Running Late

By Sharon Schneider

Last week I was struck by one of those unearned privileges of wealth and power: the right to be running late.

While visiting a nonprofit in downtown Chicago, I saw one of their donor relations folks in the hallway. In asking about her morning plans, she said she was rescheduling with a donor who ran into traffic and couldn’t make the meeting. We commiserated about the difficulties of navigating Chicago traffic for a bit and neither of us thought too much about it.

Later that same day, I was scheduled to give feedback to a job seeker about her interview skills and she was running late. By the time she walked into the room, I realized I already had a negative impression. “If she really wanted to make her life better,” I was thinking, “she would have found a way to get here on time.”

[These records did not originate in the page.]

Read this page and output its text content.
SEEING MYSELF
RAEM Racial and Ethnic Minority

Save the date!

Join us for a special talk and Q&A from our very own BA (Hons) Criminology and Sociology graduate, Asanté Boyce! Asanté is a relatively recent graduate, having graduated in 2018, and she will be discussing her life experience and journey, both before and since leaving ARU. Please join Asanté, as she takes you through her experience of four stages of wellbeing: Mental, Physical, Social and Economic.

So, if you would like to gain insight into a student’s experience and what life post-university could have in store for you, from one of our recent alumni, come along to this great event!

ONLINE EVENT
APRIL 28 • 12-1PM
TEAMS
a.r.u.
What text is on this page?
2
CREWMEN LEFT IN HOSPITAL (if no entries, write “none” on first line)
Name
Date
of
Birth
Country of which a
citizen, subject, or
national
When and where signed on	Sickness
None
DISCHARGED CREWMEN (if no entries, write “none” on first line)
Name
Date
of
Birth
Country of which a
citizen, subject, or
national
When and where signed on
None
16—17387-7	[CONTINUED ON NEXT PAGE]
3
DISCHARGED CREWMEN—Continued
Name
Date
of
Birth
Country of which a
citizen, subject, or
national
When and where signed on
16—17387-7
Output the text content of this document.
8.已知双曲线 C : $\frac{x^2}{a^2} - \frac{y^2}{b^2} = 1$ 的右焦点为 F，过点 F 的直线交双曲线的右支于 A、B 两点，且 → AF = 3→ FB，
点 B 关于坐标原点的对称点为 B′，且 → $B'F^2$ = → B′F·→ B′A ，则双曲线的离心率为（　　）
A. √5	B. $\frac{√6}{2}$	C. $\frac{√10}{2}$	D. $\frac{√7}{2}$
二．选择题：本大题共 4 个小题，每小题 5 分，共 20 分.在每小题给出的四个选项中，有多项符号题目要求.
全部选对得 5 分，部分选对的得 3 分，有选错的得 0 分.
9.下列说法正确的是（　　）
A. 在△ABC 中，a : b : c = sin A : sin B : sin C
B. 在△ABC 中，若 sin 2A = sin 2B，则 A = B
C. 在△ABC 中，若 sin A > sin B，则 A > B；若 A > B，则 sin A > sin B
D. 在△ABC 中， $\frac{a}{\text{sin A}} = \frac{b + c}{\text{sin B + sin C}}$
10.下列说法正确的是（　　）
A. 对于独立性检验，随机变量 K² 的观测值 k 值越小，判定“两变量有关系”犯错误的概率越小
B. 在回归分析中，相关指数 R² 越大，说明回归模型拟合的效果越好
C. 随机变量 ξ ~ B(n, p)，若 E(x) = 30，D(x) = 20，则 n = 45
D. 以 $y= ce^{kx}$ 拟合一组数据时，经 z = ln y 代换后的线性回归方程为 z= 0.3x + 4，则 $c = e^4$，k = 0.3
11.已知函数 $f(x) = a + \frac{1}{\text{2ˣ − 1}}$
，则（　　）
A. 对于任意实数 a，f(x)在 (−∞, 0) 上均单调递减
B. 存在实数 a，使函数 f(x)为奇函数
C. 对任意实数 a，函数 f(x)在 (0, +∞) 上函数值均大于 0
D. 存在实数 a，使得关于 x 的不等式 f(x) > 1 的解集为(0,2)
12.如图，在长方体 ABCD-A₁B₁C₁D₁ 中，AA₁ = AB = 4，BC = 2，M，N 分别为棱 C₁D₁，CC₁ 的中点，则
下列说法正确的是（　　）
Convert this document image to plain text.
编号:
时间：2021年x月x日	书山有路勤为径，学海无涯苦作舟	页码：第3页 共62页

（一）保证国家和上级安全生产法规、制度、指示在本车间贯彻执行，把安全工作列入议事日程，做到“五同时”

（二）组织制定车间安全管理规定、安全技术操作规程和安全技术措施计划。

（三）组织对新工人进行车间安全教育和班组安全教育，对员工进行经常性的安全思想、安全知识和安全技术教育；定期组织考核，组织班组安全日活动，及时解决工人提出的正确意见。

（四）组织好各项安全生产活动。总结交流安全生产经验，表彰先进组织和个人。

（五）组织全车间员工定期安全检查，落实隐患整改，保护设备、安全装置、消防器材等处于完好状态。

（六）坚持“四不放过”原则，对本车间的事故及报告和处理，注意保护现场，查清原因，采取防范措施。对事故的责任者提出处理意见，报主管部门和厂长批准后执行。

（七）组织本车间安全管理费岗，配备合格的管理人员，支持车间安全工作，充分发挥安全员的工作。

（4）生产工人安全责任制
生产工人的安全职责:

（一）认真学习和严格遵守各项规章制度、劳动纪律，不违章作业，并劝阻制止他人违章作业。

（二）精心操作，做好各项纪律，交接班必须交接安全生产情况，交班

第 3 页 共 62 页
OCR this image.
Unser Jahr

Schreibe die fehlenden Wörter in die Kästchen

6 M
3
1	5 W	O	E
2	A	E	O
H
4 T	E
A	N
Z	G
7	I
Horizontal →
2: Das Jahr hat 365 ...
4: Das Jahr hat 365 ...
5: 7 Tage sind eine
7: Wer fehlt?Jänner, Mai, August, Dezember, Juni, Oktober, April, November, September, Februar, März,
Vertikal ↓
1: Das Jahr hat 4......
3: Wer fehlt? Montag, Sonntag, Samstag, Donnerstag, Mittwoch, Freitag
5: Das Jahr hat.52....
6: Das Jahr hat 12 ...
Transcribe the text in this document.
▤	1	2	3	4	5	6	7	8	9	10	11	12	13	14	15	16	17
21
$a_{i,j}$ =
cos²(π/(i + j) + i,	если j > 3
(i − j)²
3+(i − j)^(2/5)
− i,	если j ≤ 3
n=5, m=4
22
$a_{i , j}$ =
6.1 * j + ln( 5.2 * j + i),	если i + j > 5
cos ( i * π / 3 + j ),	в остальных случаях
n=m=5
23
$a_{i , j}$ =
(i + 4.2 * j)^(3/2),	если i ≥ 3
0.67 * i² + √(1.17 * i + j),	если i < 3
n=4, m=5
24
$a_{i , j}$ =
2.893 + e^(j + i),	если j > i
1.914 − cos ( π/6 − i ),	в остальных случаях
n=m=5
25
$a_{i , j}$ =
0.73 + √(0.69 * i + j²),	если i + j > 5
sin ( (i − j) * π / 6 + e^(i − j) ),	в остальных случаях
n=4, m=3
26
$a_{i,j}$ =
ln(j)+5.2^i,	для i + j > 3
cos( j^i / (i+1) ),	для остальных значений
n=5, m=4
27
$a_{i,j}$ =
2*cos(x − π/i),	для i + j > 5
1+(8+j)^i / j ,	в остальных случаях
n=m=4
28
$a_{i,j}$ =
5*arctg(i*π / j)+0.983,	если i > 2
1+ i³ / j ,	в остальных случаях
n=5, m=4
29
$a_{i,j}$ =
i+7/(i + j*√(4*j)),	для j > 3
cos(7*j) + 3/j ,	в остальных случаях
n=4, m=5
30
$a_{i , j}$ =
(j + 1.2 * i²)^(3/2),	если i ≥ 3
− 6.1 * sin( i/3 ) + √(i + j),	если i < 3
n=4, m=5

“Don’t be late” is one of the mantras of the interview process, especially at the lower end of the economic spectrum. Work out your child care issues, your transportation issues, whatever. Just don’t be late because it makes you seem unreliable, not serious, not a good team member. No excuses.

The double standard in our flexibility and mindset about overcoming everyday obstacles was glaring and uncomfortable. People in power are given leeway, presumably because whatever makes them late for the meeting, the lunch date, the deadline, is so important that we must understand the situation (especially if we need something from them). But the job seekers, the powerless folks who are hoping for that job, that chance at a better life, if they run into traffic or the bus is late, it just shows how irresponsible they are. Clearly, they should have planned to take an earlier bus but it’s okay if the wealthy donor didn’t expect to run into heavy traffic.

In my own journey to live an integrated life, I am confronting these uncharitable attitudes–my greatest obstacles– and trying to recognize them and name them out loud. It’s not that I want you to start being late for our lunch date, or that I won’t try so hard to be on  time. But I am hoping to slow my rush to judgment.